COPACAR is a generic collective pairwise classification model for multi-way data analysis. COPACAR combines the superiority of factorization models in large relational data domains with the classification capabilities based on using the pairwise ranking loss. In contrast to current collective relational approaches COPACAR aims to infer probabilities so that those for existing relationships are higher than for assumed-to-be-negative relationships.
Although COPACAR bears correspondence with the maximization of non-differentiable area under the ROC curve, it comes with a learning algorithm that scales well on multi-relational data.
COPACAR can make category-jumping predictions about, for example, diseases from genomic and clinical data generated far outside the molecular context.
This repository contains supplementary material for Collective pairwise classification for multi-way analysis of disease and drug data by Marinka Zitnik and Blaz Zupan.
COPACAR factors a collection of relation data matrices (a tensor) X^(k),
k = 1,2,...,m
, such that each
relation X^(k)
is factored into
X^(k) = A * R^(k) * A.T,
where A
is the matrix storing latent components of entities in the domain. A
is shared across relations.
Matrix R^(k)
is the latent component interaction matrix.
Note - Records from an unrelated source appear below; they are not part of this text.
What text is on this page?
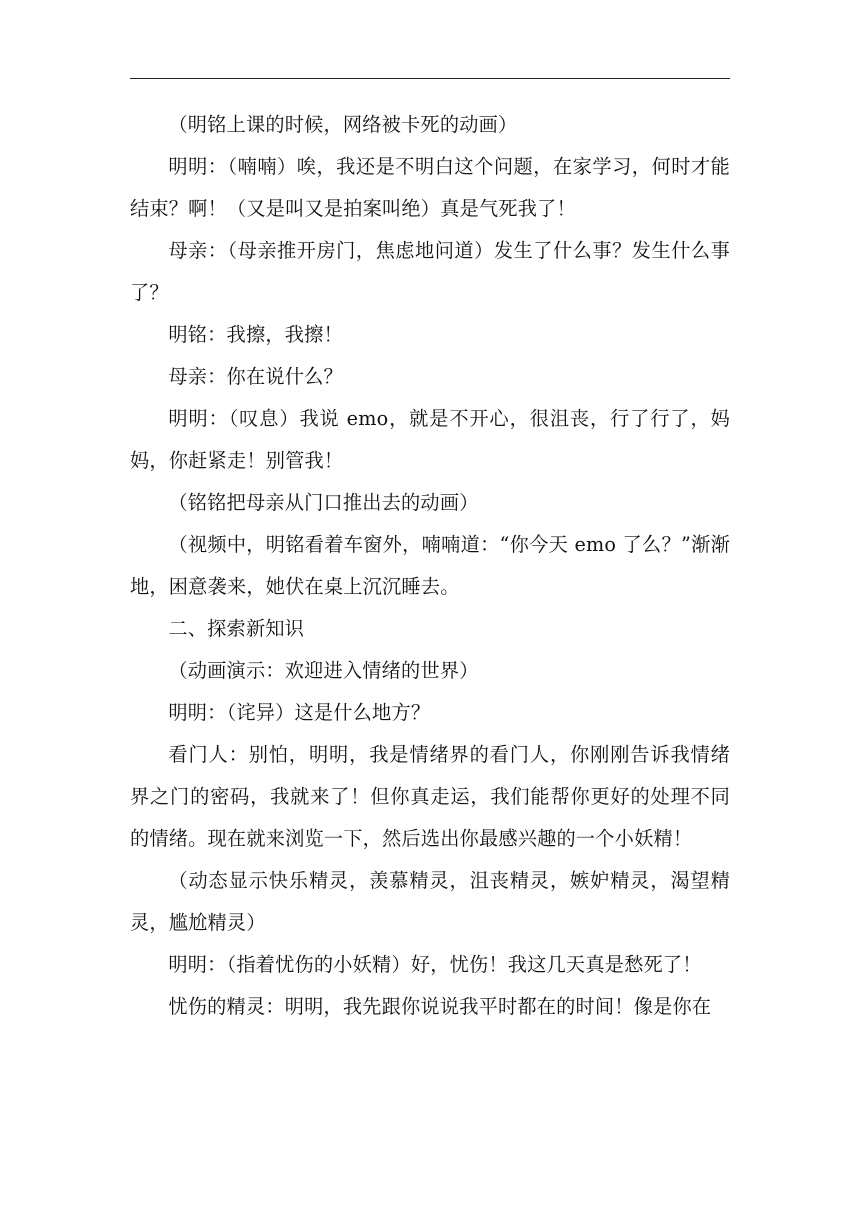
（明铭上课的时候，网络被卡死的动画）

明明：（喃喃）唉，我还是不明白这个问题，在家学习，何时才能结束？啊！（又是叫又是拍案叫绝）真是气死我了！

母亲：（母亲推开房门，焦虑地问道）发生了什么事？发生什么事了？

明铭：我擦，我擦！

母亲：你在说什么？

明明：（叹息）我说 emo，就是不开心，很沮丧，行了行了，妈妈，你赶紧走！别管我！

（铭铭把母亲从门口推出去的动画）

（视频中，明铭看着车窗外，喃喃道：“你今天 emo 了么？”渐渐地，困意袭来，她伏在桌上沉沉睡去。

二、探索新知识

（动画演示：欢迎进入情绪的世界）

明明：（诧异）这是什么地方？

看门人：别怕，明明，我是情绪界的看门人，你刚刚告诉我情绪界之门的密码，我就来了！但你真走运，我们能帮你更好的处理不同的情绪。现在就来浏览一下，然后选出你最感兴趣的一个小妖精！

（动态显示快乐精灵，羡慕精灵，沮丧精灵，嫉妒精灵，渴望精灵，尴尬精灵）

明明：（指着忧伤的小妖精）好，忧伤！我这几天真是愁死了！

忧伤的精灵：明明，我先跟你说说我平时都在的时间！像是你在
COPACAR optimizes for the latent model
w.r.t. ranking based on pairwise classification
sum_{i,j,g,h} [ (X^(k)_ij - X^(k)_gh) * log(sigma(A_i^T * R^(k) * A_j - A_g^T * R^(k) * A_h)) + reg ].
The relations are N x N
matrices. Usually, these
matrices correspond to the adjacency matrices of the relational graph
for a particular relation in a multi-relational data set.
The required dependencies to build the software are Numpy >= 1.8
, SciPy >= 0.10
, Joblib >= 0.8
, scikit-learn >= 0.12
.
Example script to classify kinships data using COPACAR:
import logging
from scipy.io.matlab import loadmat
from scipy.sparse import lil_matrix
from copacar import copacar_sgd
# Set logging to INFO to see COPACAR information
logging.basicConfig(level=logging.INFO)
# Load Matlab data and convert it to dense tensor format
T = loadmat('data/alyawarradata.mat')['Rs']
X = [lil_matrix(T[:, :, k]) for k in range(T.shape[2])]
# Decompose multi-way data using COPACAR-SGD
A, R, fit, itr, exectimes = copacar_sgd(X, 10, lambda_A=1e-1, lambda_R=1e-1, max_iter=100, n_jobs=-1)
For more examples on the usage of COPACAR, please see the examples directory.
To install in your home directory, use
python setup.py install --user
To install for all users on Unix/Linux
python setup.py build
sudo python setup.py install
To install in development mode
python setup.py develop
@inproceedings{Zitnik2016,
title = {Collective pairwise classification for multi-way analysis of disease and drug data},
author = {{\v{Z}}itnik, Marinka and Zupan, Bla{\v{z}}},
booktitle = {Pacific Symposium on Biocomputing},
volume = {21},
pages = {81-92},
year = {2016}
}
COPACAR is licensed under the GPLv2.